Allegheny County Chief Executive Rich Fitzgerald and Stefani Pashman, head of the Allegheny Conference of Community Development, were quick to distance themselves from Peduto’s call for a moratorium on any additional petrochemical facilities in Greater Pittsburgh.
Myriad labor leaders, of course, also have joined the chorus.
Peduto likes to think his newfound shooting-from-the-hip style is necessarily stirring a pot that few want to see disturbed. But, in reality, the more he shoots his mouth off with nonsensical public policy prescriptions, the more he keeps shooting himself in the foot.
Now, the head of PNC Bank is taking the mayor to task for his criticism that local businesses have not adopted the United Nations’ 17 Sustainable Development Goals.
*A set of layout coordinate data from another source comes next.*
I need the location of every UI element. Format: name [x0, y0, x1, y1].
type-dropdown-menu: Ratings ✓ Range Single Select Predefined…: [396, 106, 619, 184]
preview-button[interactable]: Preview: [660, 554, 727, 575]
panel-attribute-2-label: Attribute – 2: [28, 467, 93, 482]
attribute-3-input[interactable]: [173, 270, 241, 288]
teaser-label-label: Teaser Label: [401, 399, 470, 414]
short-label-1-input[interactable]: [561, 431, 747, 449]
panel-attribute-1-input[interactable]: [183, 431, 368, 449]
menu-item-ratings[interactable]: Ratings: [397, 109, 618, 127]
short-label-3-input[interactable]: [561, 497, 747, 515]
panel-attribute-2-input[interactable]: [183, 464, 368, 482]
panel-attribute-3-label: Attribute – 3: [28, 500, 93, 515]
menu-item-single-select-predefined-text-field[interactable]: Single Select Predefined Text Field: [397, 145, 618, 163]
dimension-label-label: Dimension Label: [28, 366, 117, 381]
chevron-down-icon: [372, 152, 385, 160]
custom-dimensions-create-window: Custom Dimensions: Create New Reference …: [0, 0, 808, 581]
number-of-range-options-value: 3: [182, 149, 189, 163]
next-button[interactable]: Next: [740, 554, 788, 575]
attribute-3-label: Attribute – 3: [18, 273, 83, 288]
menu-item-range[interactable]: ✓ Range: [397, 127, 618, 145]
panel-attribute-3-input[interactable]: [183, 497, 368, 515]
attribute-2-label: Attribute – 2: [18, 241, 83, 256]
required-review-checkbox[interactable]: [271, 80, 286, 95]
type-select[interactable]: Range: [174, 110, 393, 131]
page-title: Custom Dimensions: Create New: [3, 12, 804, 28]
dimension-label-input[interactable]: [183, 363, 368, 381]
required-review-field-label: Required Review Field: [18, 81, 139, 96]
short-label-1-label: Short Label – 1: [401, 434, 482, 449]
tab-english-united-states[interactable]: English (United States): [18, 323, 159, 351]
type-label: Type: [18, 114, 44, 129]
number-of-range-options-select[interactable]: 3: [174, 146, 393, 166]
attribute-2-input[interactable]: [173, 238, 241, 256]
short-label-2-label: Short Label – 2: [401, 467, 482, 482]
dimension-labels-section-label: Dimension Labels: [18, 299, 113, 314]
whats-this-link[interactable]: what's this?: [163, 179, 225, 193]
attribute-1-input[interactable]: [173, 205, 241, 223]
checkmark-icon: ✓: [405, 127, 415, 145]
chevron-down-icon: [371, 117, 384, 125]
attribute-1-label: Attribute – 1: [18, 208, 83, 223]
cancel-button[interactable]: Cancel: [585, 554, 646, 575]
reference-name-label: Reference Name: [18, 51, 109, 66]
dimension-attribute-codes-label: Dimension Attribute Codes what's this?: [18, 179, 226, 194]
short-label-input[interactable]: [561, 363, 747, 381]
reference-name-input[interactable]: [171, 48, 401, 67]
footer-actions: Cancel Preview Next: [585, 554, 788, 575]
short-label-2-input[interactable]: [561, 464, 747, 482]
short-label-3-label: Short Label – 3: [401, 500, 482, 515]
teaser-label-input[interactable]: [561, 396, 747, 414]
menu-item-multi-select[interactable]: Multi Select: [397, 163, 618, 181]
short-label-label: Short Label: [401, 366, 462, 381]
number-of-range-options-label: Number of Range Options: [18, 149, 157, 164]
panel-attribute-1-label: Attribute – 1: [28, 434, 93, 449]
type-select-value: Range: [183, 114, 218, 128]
In a Friday op-ed in the Pittsburgh Post-Gazette, Bill Demchak says Peduto ignores the facts and history, is “tone-deaf” to reality and “denigrates” companies responsible for investing in economic growth strategies.
Hear! Hear!
Indeed, the Demchak commentary is heavy – very heavy – on green-weenie-ism, the “progressive” public policy correctness of the day. And, lest we forget, PNC’s “commitment” to Pittsburgh has been heavily financed by taxpayers.
Nonetheless, Demchak’s comments further scotch the notion that Peduto is some kind of “visionary.” But they do help to affirm the growing belief that he’s become nothing more than a self-celebrated quack-a-doodle.
And quack-a-doodle-ism certainly is anathema to sound public policy.